Skip to content

Multiprocessing

ajocher edited this page Oct 11, 2019 · 7 revisions

Introduction

The purpose of this page is to document the use of multiprocessing in RMG. Python's multiprocessing module is implemented for MAC and Linux.

Implementation

Currently, multiprocessing is implemented for reaction generation and the generation of QMfiles when using the QMTP option to compute thermodynamic properties of species. The processes are spawned and closed within each function. The number of processes is determined based on the ratio of currently available RAM and currently used RAM. The user can input the maximum number of allowed processes from the command line.
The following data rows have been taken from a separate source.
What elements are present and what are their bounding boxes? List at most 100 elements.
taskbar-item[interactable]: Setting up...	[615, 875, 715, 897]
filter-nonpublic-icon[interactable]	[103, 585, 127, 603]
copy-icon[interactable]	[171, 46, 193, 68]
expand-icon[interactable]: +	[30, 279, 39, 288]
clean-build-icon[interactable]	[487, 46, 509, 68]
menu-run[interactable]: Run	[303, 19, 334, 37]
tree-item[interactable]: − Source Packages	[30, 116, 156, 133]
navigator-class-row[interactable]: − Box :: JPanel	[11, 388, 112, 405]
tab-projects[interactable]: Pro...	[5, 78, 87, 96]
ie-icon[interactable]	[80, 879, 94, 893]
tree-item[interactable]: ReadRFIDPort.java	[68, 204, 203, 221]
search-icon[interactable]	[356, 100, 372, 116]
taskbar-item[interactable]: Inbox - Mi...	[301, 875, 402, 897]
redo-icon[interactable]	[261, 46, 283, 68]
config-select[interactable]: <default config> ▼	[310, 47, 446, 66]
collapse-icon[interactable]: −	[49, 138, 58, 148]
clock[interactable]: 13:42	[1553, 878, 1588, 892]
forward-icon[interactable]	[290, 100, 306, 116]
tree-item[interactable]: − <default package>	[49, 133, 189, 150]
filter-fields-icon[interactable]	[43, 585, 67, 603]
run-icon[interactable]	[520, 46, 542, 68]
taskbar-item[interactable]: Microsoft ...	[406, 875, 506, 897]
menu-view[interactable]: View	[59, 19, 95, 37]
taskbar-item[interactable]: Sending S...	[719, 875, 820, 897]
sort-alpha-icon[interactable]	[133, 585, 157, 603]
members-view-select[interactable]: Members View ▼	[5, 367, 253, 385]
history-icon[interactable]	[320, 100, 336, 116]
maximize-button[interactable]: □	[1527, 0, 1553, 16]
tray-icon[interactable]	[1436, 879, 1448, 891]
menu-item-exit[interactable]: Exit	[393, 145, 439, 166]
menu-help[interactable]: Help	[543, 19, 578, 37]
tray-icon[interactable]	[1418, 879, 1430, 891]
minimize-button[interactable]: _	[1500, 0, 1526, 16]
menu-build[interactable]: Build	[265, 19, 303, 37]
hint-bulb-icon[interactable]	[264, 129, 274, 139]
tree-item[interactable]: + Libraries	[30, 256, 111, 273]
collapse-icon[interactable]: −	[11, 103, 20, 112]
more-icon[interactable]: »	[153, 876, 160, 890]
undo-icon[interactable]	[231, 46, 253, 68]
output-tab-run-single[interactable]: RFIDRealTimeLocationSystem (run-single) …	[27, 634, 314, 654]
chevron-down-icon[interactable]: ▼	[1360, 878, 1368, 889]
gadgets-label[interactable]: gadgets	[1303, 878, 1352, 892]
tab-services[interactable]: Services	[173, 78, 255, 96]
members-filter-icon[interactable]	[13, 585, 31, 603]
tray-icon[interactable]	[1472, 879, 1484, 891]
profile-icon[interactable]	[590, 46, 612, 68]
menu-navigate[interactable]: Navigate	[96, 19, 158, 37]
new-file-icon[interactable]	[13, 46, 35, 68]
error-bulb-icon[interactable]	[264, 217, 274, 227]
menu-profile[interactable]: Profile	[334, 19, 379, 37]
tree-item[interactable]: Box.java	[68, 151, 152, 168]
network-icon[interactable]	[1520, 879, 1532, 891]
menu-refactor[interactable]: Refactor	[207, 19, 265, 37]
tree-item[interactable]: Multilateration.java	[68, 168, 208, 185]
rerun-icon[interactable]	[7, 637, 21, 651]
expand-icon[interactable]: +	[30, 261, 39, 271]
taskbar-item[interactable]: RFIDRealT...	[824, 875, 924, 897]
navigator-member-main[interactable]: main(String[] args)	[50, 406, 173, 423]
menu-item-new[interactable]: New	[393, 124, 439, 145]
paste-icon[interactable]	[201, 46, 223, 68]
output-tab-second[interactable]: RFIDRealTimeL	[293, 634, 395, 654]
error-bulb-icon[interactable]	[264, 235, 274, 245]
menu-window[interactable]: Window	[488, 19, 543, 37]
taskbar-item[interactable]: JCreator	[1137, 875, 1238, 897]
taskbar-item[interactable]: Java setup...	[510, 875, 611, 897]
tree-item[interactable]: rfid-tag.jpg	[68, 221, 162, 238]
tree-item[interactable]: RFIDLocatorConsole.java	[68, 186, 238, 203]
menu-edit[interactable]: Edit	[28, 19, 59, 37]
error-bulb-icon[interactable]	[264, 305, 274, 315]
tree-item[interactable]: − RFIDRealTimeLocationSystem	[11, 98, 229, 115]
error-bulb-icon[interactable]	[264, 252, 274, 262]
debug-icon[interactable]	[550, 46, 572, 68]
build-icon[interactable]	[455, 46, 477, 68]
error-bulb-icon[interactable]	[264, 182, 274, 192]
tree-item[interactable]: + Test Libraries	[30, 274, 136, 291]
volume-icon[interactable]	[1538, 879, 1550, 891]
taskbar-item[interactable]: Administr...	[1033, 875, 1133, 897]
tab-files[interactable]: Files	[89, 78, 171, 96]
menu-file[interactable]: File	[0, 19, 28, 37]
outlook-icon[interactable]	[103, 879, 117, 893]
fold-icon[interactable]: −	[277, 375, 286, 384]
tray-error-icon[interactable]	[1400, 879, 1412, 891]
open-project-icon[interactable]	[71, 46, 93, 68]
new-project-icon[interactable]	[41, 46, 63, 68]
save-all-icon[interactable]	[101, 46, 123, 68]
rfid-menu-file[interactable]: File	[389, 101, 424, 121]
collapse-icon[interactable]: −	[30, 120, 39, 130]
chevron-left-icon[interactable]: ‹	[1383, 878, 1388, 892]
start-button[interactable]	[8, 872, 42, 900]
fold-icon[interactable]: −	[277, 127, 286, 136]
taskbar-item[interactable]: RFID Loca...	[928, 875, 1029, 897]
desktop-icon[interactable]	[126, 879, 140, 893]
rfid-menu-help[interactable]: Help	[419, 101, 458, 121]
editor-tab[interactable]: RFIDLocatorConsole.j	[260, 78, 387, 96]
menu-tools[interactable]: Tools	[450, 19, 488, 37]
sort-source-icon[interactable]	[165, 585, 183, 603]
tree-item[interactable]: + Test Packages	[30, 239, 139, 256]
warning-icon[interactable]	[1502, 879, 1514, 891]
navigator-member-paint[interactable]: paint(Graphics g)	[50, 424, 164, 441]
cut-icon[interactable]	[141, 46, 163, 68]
For each reaction generation or QMTP call the number of processes will be the minimum value of either the number of allowed processes due to user input or the value obtained by the RAM ratio. The RAM limitation is employed, because multiprocessing is forking the base process and the memory limit (SWAP + RAM) might be exceeded when using too many processors for a base process large in memory.

In python 3.4 new forking contexts 'spawn' and 'forkserver' are available. These methods will create new processes which share nothing or limited state with the parent and all memory passing is explicit. Using 'spawn' or 'forkserver' in set_start_method('forkserver') raises a DatabaseError: rmgpy.exceptions.DatabaseError: Could not get database with name: kinetics. We suspect that necessary database resources are identified as unnecessary resources and therefore not inherited even though they are needed by the child process.

Use

Multiprocessing is employed from the command line using the -n command and the maximum number of processes the user wants to use, here 4. The default is 1 process, only an integer value smaller than the number of available cpu is allowed.

python rmg -n 4 input.py